Cities like Jaipur, Chandigarh, Chennai, and Jodhpur have also witnessed an increase in economic and startup activities. States Karnataka, Kerala, Andhra Pradesh, and Telangana performed much better in policy implementation for backing up new enterprises.
They have worked on the infrastructure of Tier-II cities. A fantastic example is the Launch of the “Kerala IT Mission”. Kerala built India’s first telecom incubator Startup village in 2012. Telangana has the largest incubation center in India and is called “T-Hub”. Andhra Pradesh also initiated the “Initial Innovation Fund” of ₹100 crores for entrepreneurs. Rajasthan works for startups under the “Start-up Oasis” scheme. Similarly, every state has contributed to the upcoming new companies’ gestation and sustenance.
India Can Be a Hub and Testing Ground for Innovation
India is fast becoming a breeding ground for innovations. India is shifting to a knowledge-based economic growth model and commits to reinvent its advantages as labor-intensive, capital-intensive, and manufacturing nation. Future trends show opportunities for startups to disrupt and innovate with technologies like blockchain, the Internet of Things (IoT), artificial intelligence (AI), and machine learning, etc. With the kind of policy reforms that India is headed towards, startups can play a big role.
It is clear off late, that India’s start-up ecosystem is vibrant and mainstream. It creates jobs, solves consumer problems, and creates products for the world. India seems to be more appealing as a start-up nation because of cost benefits, the size of the market in India, and skilled human capital.
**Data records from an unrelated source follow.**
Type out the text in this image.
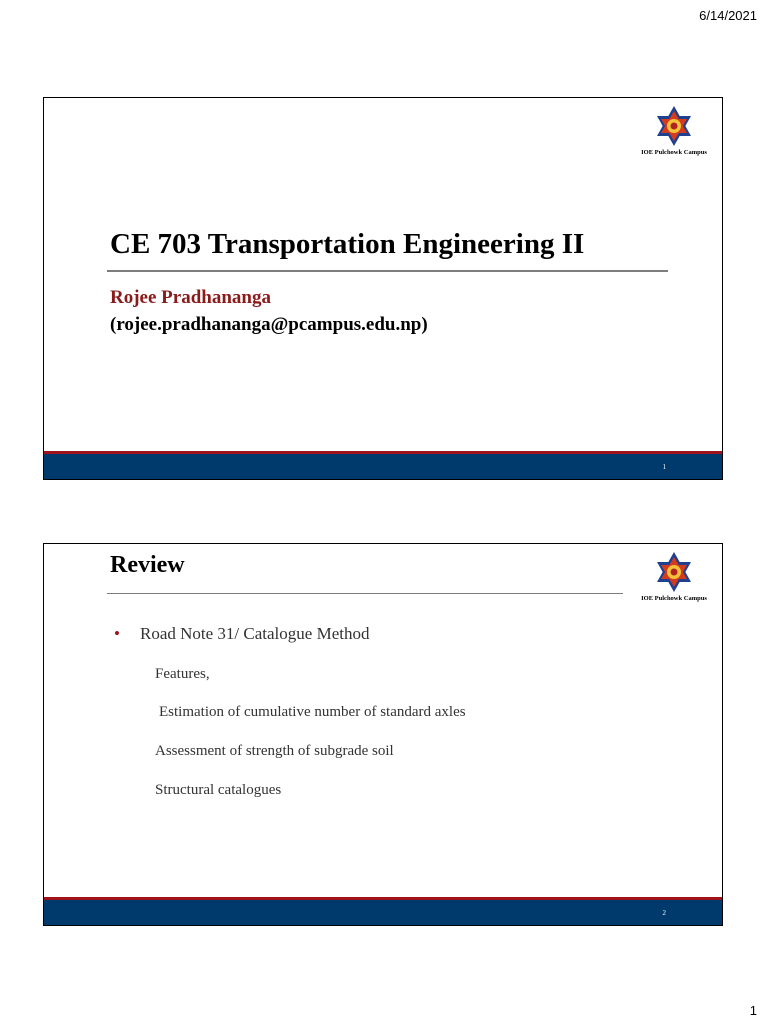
6/14/2021
IOE Pulchowk Campus
CE 703 Transportation Engineering II
Rojee Pradhananga
(rojee.pradhananga@pcampus.edu.np)
1
IOE Pulchowk Campus
Review
• Road Note 31/ Catalogue Method
Features,
Estimation of cumulative number of standard axles
Assessment of strength of subgrade soil
Structural catalogues
2
1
India has the 3rd highest number of incubators with over 250 incubators being present in India. 2010-20 is the Decade of Innovation for India.
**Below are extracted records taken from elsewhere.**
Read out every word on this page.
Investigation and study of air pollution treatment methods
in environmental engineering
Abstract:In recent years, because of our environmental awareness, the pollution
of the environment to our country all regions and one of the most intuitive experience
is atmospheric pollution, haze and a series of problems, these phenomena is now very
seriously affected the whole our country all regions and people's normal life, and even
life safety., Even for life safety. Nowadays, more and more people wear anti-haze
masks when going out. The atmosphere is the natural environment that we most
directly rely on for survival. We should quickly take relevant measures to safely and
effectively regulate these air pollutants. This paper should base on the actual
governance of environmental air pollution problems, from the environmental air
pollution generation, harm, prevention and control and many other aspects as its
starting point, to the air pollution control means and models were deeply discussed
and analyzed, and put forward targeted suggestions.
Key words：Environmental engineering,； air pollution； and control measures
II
There has been a push towards policies, science, technology & innovation. India stands as 3rd largest eco-system of the globe for start-ups after US, UK & Israel. NASSCOM predicted about 11,500 start-ups in the country by 2020. Angel investors and venture capital funding were the highest during the last years.
Still many issues such as pending policies, taxation, infrastructural and bureaucratic hurdles need to be resolved. The delay and ineffectiveness however have been failing many startups. This can be ascertained by the fact that the Startup India scheme had 1368 applications by December last year however (DIPP) only accepted 502 applications for ‘startups’ status.
There is difficulty accessing credit as it is not easy to attract investors to fund ventures or getting loans from banks. Although there has been ease in norms, banks still don’t release loans without hassle. Even after being able to raise funds, startups face survival concerns due to changed economic factors and less experience. There is a need for to right mentorship and skill enhancement for startups. Right guidance is crucial for running an effective and profitable business.
Location is also another hurdle for budding companies as their reach is limited and experience is less. This affects investment activities and profitability.
Yes, ‘Startup India’ is boosting entrepreneurship but with the current drive in the country, the government will now need to raise top technical talent and global business. It is time to “reverse brain-drain” to make India startup-friendly. To reinforce links between various shareholders of this initiative, India should invest heavily in R&D. A lot of emphases has to go into developing human capital and investing in intellectual property.
More open data needs to be analyzed to identify the successful characteristics of startup enterprises and the potential failure of startups. A database like a credit risk database should be brought in placed to promote financing for startups. Presently Indian startups are just emulating successful global ideas but they need to go beyond.